Things happen in a city like Berlin. There is almost too much to do, too many things to experience. Ground-breaking exhibitions, grand festivals and public lectures by world-famous thinkers are on constant offer. So it was that on Thursday 18 and Friday 19 January, the renowned, left-wing French philosopher Alain Badiou gave two public lectures in Berlin, on democracy, and on art and politics. Someone at ECLA found out, an email was sent and two days later a large group of students found themselves amid the crush of academics, political activists, artists and students in the Senatssaal of Humboldt University.
The first lecture, titled ‘“Democracy” against Democracy’, was an investigation into the conceptual relationship between philosophy, truth, democracy and politics. Badiou claimed that democracy is not reasonable: reason concerns itself with the truth, the favouring of one true thing above others; democracy concerns itself with equality.
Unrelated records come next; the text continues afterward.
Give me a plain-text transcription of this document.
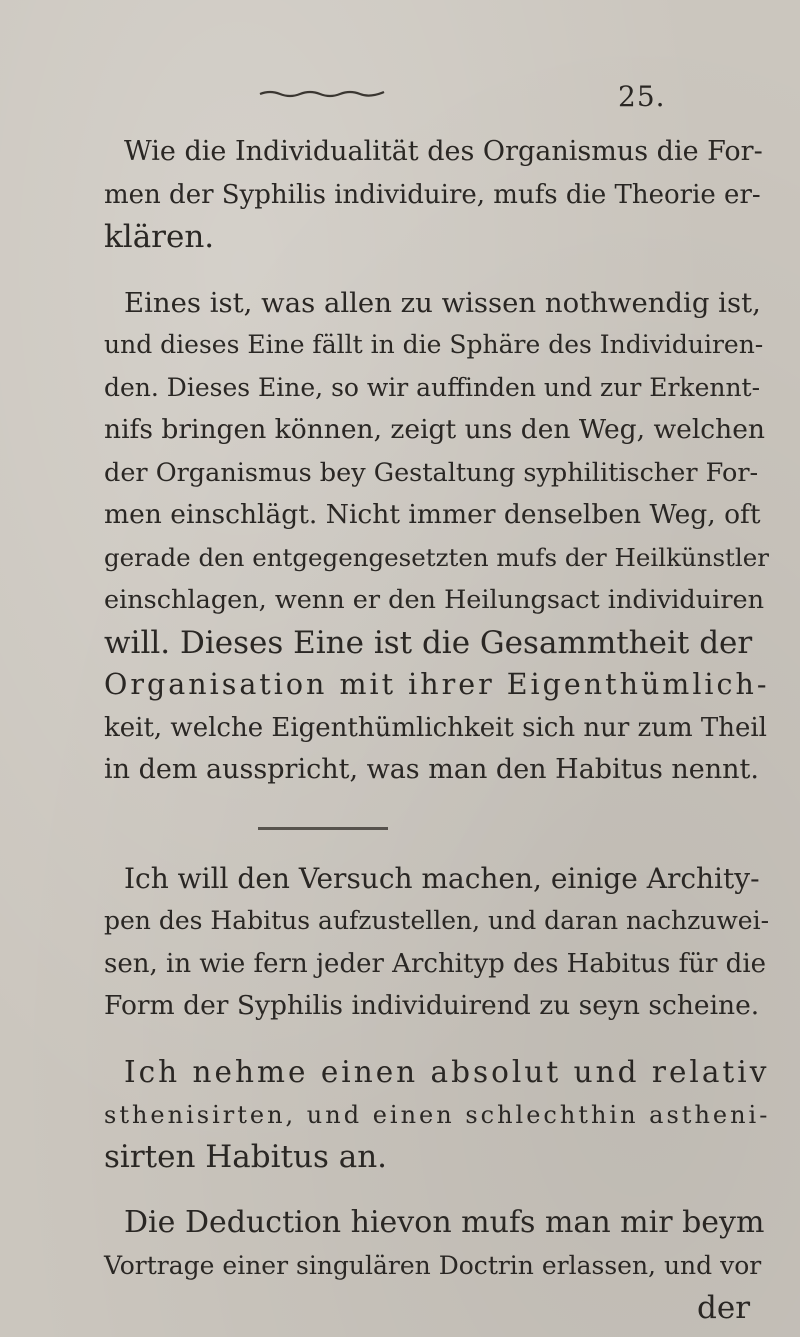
25.
Wie die Individualität des Organismus die For-
men der Syphilis individuire, mufs die Theorie er-
klären.
Eines ist, was allen zu wissen nothwendig ist,
und dieses Eine fällt in die Sphäre des Individuiren-
den. Dieses Eine, so wir auffinden und zur Erkennt-
nifs bringen können, zeigt uns den Weg, welchen
der Organismus bey Gestaltung syphilitischer For-
men einschlägt. Nicht immer denselben Weg, oft
gerade den entgegengesetzten mufs der Heilkünstler
einschlagen, wenn er den Heilungsact individuiren
will. Dieses Eine ist die Gesammtheit der
Organisation mit ihrer Eigenthümlich-
keit, welche Eigenthümlichkeit sich nur zum Theil
in dem ausspricht, was man den Habitus nennt.
Ich will den Versuch machen, einige Archity-
pen des Habitus aufzustellen, und daran nachzuwei-
sen, in wie fern jeder Archityp des Habitus für die
Form der Syphilis individuirend zu seyn scheine.
Ich nehme einen absolut und relativ
sthenisirten, und einen schlechthin astheni-
sirten Habitus an.
Die Deduction hievon mufs man mir beym
Vortrage einer singulären Doctrin erlassen, und vor
der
For Badiou, this fundamental realization gives rise to others, including a view according to which democracy is not an end in itself, but a means – just one possible route on the journey towards a new politics. Professor Badiou is a witty and charismatic speaker, true to the tradition of modern French philosophy. After the lecture, ECLA students and faculty split up to continue discussions in one of Berlin’s many bars and cafés, stopping off for the traditional Döner at Hackescher Markt, in the hub of Berlin’s nightlife district.
The second lecture, ‘Art and Politics’, held at the Institute of Contemporary Art, proposed an understanding of contemporary art as ‘descriptions without a place’. Badiou connects the decontextualized state of contemporary art with that of contemporary politics, and drew upon his own interpretations of the poetry of Wallace Stevens as an illustration. Badiou envisages a new form of politics – a ‘coming together’ prior to and above any form of state or government. Quite a group returned from the previous day’s lecture; others joined anew. The lecture inspired debates that ran seamlessly into the Berlin night. Having picked up a couple of revolutionaries and philosophers on the way, it was unsurprising the ECLA contingent found itself ending the evening on the couches of the infamous Communist party bar, which offers free entry to real revolutionaries. Students, unfortunately, had to pay!